Systematic algorithm to determine adrenal status in patients with non-small cell lung cancer (NSCLC) based on positron emission tomography/computed tomography (PET/CT) Hounsfield unit (HU) mean attenuation, standard uptake value (SUV)max, and SUVratio thresholds. Other imaging modalities such as washout CT and chemical shift magnetic resonance imaging (MRI) are not a part of the National Comprehensive Care Network guideline staging recommendations but are common clinical radiology practice. All patients should have an endocrine functional work-up of the mass in addition to imaging. Supportive literature is found within the text. ASII=Adrenal Signal Intensity Index; ASR=Adrenal-Spleen Chemical Shift Ratio.

Would this algorithm have changed our patients' care?

Applying this algorithm to our cases, patient #1 (hyperactive adrenal without discrete mass) would have been recommended to have serial imaging of the lesion over time because of the unreliability of a PET scan in masses <10 mm. In patient #2 (12-mm discrete hyperactive mass with SUVmax=6.5), the calculated SUVratio was 2.2. Based on the algorithm, this patient would have been recommended to undergo further characterization (washout CT was performed and mass was indeterminate) or needle biopsy. Interestingly, both of these cases were presented at a multidisciplinary tumor board. Based on the high chance of a nondiagnostic adrenal biopsy and high suspicion of early metastatic detection in Patient #1, the decision was made to proceed with adrenalectomy. The opinion of our interventional radiologist for Patient #2 was that the mass was not amenable to biopsy, and adrenalectomy was recommended—reinforcing the fact that treatment decisions are inevitably tailored to each patient's unique anatomy and circumstance with independent judgment coming from the primary provider and other members of the healthcare team.

Conclusion

FDG-PET/CT is a powerful tool in the field of oncology, improving the clinician's ability to stage a variety of cancer types.

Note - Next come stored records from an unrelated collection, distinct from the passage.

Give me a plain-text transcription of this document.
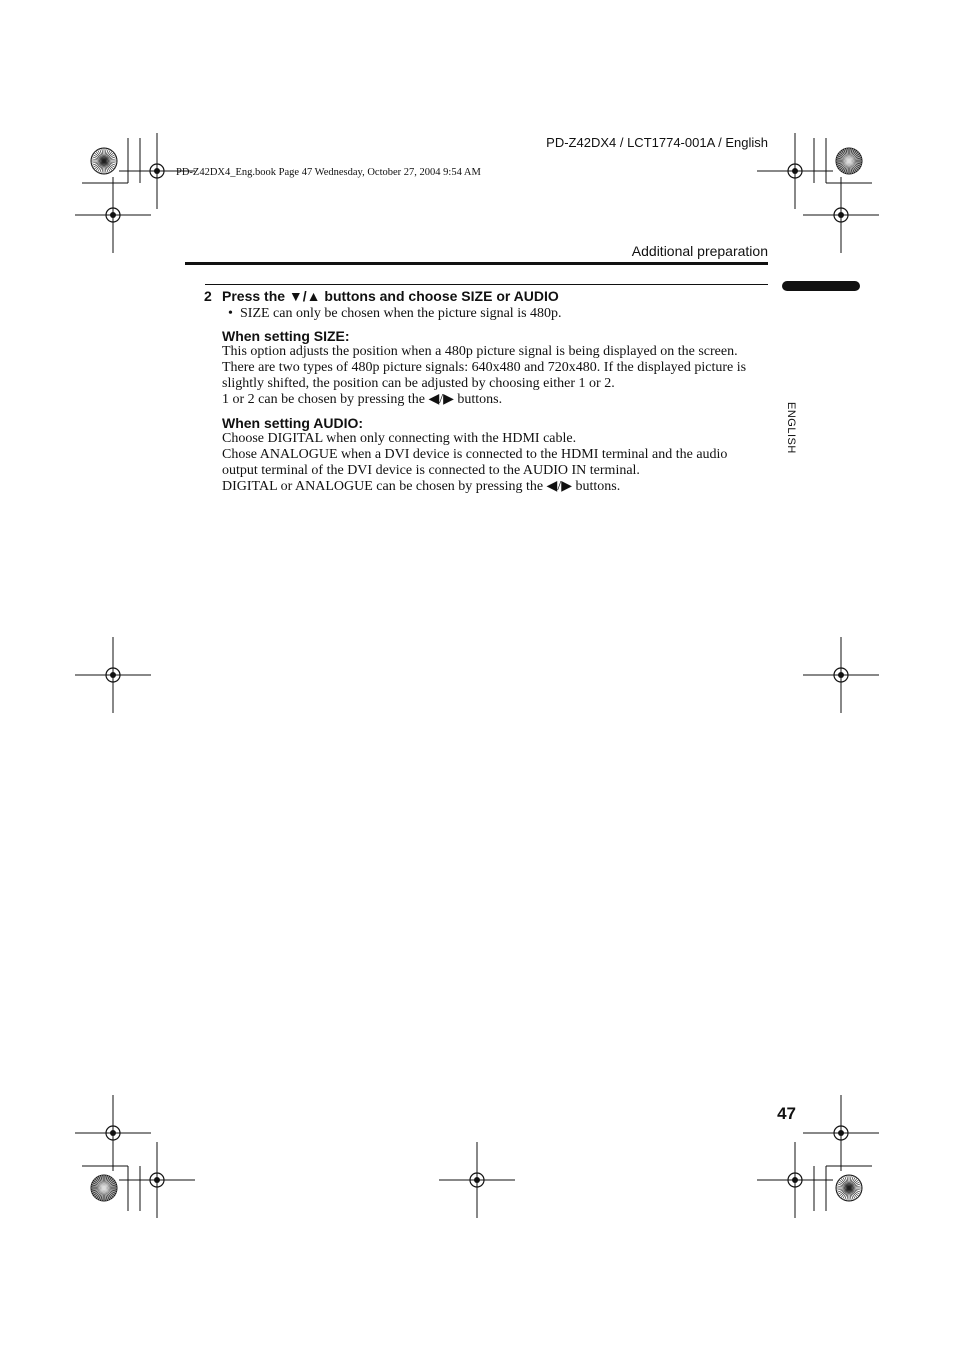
PD-Z42DX4 / LCT1774-001A / English
PD-Z42DX4_Eng.book Page 47 Wednesday, October 27, 2004 9:54 AM
Additional preparation
ENGLISH
2 Press the ▼/▲ buttons and choose SIZE or AUDIO
• SIZE can only be chosen when the picture signal is 480p.
When setting SIZE:

This option adjusts the position when a 480p picture signal is being displayed on the screen.
There are two types of 480p picture signals: 640x480 and 720x480. If the displayed picture is
slightly shifted, the position can be adjusted by choosing either 1 or 2.
1 or 2 can be chosen by pressing the ◀/▶ buttons.

When setting AUDIO:

Choose DIGITAL when only connecting with the HDMI cable.
Chose ANALOGUE when a DVI device is connected to the HDMI terminal and the audio
output terminal of the DVI device is connected to the AUDIO IN terminal.
DIGITAL or ANALOGUE can be chosen by pressing the ◀/▶ buttons.

47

For the urologist who is asked to provide tissue diagnosis for patients with NSCLC and adrenal lesions, the literature clearly states that PET/CT testing can be highly sensitive and specific in selected cases. In addition to a good multidisciplinary team, the use of PET/CT with HU, SUVmax, and SUVratio, washout CT, and/or chemical shift MRI can aid in assessing potential cancer risk and in surgical decision making.

Abbreviations Used

ASII

adrenal signal intensity index

ASR

adrenal-spleen chemical shift ratio

FDG

fluorine-18 fluorodeoxyglucose

FNA

fine needle aspiration

HU

Hounsfield unit

MRI

magnetic resonance imaging

NCCN

National Comprehensive Care Network

NSCLC

non-small cell lung cancer

PET/CT

positron-emission tomography/computed tomography

SUV

standard uptake value

SUVmax

maximal standard uptake value

SUVratio

standard uptake value ratio

Disclosure Statement

No competing financial interests exist.